IEEE/ACM Trans Comput Biol Bioinform. 2022 Mar-Apr;19(2):912-926. doi: 10.1109/TCBB.2020.3030312. Epub 2022 Apr 1.
Finding epistatic interactions among loci when expressing a phenotype is a widely employed strategy to understand the genetic architecture of complex traits in GWAS. The abundance of methods dedicated to the same purpose, however, makes it increasingly difficult for scientists to decide which method is more suitable for their studies. This work compares the different epistasis detection methods published during the last decade in terms of runtime, detection power and type I error rate, with a special emphasis on high-order interactions. Results show that in terms of detection power, the only methods that perform well across all experiments are the exhaustive methods, although their computational cost may be prohibitive in large-scale studies. Regarding non-exhaustive methods, not one could consistently find epistasis interactions when marginal effects are absent. If marginal effects are present, there are methods that perform well for high-order interactions, such as BADTrees, FDHE-IW, SingleMI or SNPHarvester. As for false-positive control, only SNPHarvester, FDHE-IW and DCHE show good results. The study concludes that there is no single epistasis detection method to recommend in all scenarios. Authors should prioritize exhaustive methods when sufficient computational resources are available considering the data set size, and resort to non-exhaustive methods when the analysis time is prohibitive.

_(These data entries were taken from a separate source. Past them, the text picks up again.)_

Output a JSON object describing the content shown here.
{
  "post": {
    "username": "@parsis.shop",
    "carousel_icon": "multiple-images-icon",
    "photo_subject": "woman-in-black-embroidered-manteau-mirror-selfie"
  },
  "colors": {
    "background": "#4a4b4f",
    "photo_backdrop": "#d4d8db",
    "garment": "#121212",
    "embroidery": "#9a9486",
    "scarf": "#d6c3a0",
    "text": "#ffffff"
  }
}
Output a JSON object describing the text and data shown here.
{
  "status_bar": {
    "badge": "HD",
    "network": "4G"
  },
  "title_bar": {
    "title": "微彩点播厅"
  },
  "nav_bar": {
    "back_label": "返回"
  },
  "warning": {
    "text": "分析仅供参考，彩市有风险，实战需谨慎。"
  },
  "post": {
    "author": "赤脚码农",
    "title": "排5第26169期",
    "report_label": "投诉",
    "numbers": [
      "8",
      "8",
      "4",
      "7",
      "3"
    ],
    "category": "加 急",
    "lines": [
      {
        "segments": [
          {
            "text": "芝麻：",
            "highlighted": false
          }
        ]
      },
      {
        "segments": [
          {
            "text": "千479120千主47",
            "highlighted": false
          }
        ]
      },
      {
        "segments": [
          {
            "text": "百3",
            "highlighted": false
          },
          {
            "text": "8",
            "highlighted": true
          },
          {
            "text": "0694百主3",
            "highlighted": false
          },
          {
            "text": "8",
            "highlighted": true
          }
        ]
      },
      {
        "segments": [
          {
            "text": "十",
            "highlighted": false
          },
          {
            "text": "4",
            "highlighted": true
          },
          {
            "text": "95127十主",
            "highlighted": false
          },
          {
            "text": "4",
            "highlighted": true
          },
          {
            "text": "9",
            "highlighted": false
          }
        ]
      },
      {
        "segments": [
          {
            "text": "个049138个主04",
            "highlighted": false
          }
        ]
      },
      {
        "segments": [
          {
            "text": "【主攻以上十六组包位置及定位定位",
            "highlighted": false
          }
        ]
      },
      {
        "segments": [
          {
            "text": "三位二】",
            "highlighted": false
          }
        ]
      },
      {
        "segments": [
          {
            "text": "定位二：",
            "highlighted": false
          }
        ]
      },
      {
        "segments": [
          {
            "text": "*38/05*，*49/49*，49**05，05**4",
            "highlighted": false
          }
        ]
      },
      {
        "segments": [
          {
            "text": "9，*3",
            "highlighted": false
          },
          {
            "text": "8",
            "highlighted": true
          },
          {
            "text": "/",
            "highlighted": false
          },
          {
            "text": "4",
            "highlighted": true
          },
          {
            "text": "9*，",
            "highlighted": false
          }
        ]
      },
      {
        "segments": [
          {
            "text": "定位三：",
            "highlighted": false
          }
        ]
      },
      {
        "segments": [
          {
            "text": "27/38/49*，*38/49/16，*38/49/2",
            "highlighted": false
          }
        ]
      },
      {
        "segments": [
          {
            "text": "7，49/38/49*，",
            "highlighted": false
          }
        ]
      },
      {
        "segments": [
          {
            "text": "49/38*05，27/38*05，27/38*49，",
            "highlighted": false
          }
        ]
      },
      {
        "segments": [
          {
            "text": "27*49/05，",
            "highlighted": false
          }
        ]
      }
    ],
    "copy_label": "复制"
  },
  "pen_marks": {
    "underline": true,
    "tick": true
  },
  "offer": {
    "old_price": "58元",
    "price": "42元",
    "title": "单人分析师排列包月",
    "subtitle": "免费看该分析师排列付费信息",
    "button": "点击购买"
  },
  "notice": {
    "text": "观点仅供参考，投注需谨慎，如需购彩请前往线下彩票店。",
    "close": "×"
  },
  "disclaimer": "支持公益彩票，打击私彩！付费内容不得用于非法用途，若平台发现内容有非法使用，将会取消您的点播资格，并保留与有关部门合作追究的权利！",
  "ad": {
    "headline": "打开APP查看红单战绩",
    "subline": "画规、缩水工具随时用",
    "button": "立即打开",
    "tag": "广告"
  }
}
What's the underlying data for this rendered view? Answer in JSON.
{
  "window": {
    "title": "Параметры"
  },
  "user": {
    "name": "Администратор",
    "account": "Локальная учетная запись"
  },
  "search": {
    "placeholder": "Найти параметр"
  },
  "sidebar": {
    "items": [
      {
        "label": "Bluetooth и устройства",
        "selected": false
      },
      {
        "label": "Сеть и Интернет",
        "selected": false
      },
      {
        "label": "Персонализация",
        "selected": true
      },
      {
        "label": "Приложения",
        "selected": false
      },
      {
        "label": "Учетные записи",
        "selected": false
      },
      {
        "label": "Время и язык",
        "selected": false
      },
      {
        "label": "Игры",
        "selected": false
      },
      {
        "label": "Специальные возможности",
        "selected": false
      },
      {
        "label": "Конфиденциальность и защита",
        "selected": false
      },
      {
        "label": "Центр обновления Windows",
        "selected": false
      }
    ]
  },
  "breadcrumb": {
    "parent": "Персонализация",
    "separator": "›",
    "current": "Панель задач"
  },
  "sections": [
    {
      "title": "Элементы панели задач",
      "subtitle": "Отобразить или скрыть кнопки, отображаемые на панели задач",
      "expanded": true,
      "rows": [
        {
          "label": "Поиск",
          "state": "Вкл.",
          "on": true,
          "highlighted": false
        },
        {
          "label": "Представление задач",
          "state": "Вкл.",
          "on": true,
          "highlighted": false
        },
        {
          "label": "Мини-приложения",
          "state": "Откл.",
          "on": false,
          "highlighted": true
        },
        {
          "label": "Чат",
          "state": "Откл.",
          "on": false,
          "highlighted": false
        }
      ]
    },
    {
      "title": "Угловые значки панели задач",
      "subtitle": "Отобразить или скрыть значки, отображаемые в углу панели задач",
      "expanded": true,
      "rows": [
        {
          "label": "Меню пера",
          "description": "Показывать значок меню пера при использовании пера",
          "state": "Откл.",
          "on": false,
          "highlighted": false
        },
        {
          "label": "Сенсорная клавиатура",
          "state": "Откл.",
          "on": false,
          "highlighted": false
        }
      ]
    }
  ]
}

当表现出表型时,发现基因座之间的上位性相互作用是一种广泛用于理解 GWAS 中复杂性状遗传结构的策略。然而,专门用于同一目的方法的大量出现,使得科学家越来越难以决定哪种方法更适合他们的研究。本工作比较了过去十年中发表的不同上位性检测方法在运行时间、检测能力和Ⅰ型错误率方面的差异,特别强调了高阶相互作用。结果表明,就检测能力而言,唯一在所有实验中表现良好的方法是穷举方法,尽管它们在大规模研究中的计算成本可能过高。对于非穷举方法,如果不存在边际效应,则没有一种方法能够一致地找到上位性相互作用。如果存在边际效应,则存在一些适用于高阶相互作用的方法,例如 BADTrees、FDHE-IW、SingleMI 或 SNPHarvester。至于假阳性控制,只有 SNPHarvester、FDHE-IW 和 DCHE 显示出良好的结果。研究得出的结论是,在所有情况下,没有一种单一的上位性检测方法可以推荐。如果有足够的计算资源(考虑到数据集大小),作者应该优先考虑穷举方法,而在分析时间过长时,则应采用非穷举方法。